As a matter of my own canon, I would like to imagine they all work in alcohol to one extent or another, and operate in a Masonic manner, their rank being determined by exactly how influential they are concerning alcohol. A big Mac for instance would be a part time supplier of weaker alcohol, whilst a large Mac would be a full time supplier and somewhere there is a Most Grand Worshipful Mac who runs the whole of Scotland and heads the order. Ah, to dream damn silly dreams, there is no better way to waste time....

Only if they actually knew she was there, though. Otherwise, it's Spike's home too - and it's not like Twilight's paying rent any more than he is.

:applecry::fluttercry::raritycry: THIS NEEDS TO BE CANON AND HAPPEN!!!!!!

3850917 Yes, and it is hilarious!!!!!!

This actually makes lots of sense to me... I can totally see it. I can also imagine some little girl being up early enough to spot Big Mac and running outside to hug him.

that STILL got me to tear up a bit:fluttercry:

Amusing but meh. Like eating a sachet of sugar instead of a few gumdrops.

Well you OFFERED the place to stay. I mean, yeah, they SHOULD be doing it HER place, where they're not intruding, but if it's "the best sex I've ever had" I think you can wait to tell them to wash the sheets themselves and do it at her place from now on until AFTER she's gotten it.

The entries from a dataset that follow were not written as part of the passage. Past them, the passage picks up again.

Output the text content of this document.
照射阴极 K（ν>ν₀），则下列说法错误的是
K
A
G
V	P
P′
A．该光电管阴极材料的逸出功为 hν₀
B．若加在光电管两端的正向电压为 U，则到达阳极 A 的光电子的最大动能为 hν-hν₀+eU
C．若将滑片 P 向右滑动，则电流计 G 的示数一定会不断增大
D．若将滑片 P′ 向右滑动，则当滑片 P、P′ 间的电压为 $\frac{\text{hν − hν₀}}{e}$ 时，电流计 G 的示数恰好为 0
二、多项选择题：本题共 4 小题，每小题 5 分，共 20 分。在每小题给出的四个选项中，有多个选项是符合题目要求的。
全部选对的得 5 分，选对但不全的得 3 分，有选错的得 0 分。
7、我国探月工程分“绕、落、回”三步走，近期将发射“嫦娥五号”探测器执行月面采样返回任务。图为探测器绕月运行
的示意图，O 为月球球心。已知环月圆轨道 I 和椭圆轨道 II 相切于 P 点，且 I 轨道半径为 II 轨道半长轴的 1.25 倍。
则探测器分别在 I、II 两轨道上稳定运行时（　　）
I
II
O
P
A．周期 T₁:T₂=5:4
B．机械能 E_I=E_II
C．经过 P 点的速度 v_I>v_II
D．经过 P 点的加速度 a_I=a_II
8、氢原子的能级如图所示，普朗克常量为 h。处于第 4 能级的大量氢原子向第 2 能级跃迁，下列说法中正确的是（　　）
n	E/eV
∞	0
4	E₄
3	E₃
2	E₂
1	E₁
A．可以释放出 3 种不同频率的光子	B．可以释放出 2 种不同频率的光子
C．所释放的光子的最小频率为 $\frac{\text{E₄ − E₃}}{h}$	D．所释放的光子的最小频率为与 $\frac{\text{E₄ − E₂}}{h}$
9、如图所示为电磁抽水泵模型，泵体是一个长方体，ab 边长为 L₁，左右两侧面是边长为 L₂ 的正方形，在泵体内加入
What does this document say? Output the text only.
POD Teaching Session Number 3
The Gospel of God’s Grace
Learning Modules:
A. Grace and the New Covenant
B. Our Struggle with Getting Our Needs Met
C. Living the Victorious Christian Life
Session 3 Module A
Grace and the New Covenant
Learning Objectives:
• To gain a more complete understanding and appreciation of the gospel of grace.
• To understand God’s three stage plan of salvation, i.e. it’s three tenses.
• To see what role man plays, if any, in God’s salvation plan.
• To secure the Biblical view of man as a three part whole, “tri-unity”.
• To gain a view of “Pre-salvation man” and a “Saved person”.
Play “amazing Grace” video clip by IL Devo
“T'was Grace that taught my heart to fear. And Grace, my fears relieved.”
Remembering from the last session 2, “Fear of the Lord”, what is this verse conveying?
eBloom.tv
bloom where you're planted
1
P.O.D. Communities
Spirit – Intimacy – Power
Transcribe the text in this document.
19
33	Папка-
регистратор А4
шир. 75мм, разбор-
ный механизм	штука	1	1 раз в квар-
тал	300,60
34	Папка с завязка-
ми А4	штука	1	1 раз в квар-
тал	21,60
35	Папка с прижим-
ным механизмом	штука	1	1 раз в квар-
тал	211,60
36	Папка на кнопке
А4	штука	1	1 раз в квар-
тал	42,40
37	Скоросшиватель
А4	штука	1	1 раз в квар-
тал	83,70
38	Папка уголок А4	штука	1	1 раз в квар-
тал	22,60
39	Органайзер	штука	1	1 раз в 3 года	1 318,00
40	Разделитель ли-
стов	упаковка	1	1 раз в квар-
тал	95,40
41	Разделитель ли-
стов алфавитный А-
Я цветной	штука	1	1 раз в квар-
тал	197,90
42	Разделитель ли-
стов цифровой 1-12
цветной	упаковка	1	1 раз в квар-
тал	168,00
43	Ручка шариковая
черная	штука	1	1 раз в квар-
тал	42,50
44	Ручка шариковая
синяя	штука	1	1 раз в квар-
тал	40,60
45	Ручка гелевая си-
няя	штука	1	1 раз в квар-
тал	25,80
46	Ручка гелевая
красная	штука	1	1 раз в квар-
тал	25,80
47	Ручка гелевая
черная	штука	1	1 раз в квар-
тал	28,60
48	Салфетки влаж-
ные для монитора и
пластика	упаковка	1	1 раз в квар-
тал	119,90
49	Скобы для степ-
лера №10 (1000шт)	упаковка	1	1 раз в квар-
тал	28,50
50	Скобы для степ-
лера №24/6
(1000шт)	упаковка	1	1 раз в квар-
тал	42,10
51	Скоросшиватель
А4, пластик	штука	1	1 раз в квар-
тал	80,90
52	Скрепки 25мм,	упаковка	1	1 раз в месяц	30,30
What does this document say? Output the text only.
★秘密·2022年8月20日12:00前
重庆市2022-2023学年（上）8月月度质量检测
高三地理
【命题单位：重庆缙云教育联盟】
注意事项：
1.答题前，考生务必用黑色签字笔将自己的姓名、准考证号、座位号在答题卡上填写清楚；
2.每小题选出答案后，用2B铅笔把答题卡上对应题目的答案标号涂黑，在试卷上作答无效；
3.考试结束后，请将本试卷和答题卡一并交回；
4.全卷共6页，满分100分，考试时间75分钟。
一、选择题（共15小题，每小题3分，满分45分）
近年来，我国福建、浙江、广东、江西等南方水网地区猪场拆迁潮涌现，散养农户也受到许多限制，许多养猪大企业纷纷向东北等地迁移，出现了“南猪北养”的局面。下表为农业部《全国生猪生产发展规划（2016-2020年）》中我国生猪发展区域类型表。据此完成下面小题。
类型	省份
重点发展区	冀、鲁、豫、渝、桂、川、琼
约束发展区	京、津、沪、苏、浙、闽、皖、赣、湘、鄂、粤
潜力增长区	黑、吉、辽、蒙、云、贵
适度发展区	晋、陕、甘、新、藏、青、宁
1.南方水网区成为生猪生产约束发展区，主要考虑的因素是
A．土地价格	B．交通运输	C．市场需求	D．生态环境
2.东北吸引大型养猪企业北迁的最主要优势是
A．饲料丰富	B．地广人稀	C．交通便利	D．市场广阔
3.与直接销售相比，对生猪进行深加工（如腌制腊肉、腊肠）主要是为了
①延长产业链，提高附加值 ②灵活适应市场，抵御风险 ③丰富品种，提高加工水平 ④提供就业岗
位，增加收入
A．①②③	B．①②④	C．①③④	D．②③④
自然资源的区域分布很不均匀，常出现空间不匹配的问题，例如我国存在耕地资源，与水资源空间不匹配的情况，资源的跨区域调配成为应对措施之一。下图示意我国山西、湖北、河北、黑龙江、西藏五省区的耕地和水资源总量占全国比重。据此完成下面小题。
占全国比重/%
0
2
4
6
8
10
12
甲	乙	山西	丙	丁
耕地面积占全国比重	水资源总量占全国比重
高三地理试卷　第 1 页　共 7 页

The thing I think is so weird here is that Twilight is so offended that her friends might enjoy a good fuck with a handsome unicorn stallion like Mr Dresden. It's as if she thinks he's doing something wrong by having sex with a mare, or maybe she means a mare that isn't TWILIGHT SPARKLE!

If you ask me, someone might need to be transferred to Jelly-School the next time they have an opening...

Glorious! I've been following this series on fanfiction.net for the most part, and seeing omakes for it over here brightened my day. A solid dose of assorted emotions in the first chapter, entirely-deserved Bob-torture in the second, and an appropriate meeting of Macs in the third were all cracking stuff to read.

3854183 :moustache:: *Fetches ice cream with Pinkie-like speed* You're beautiful.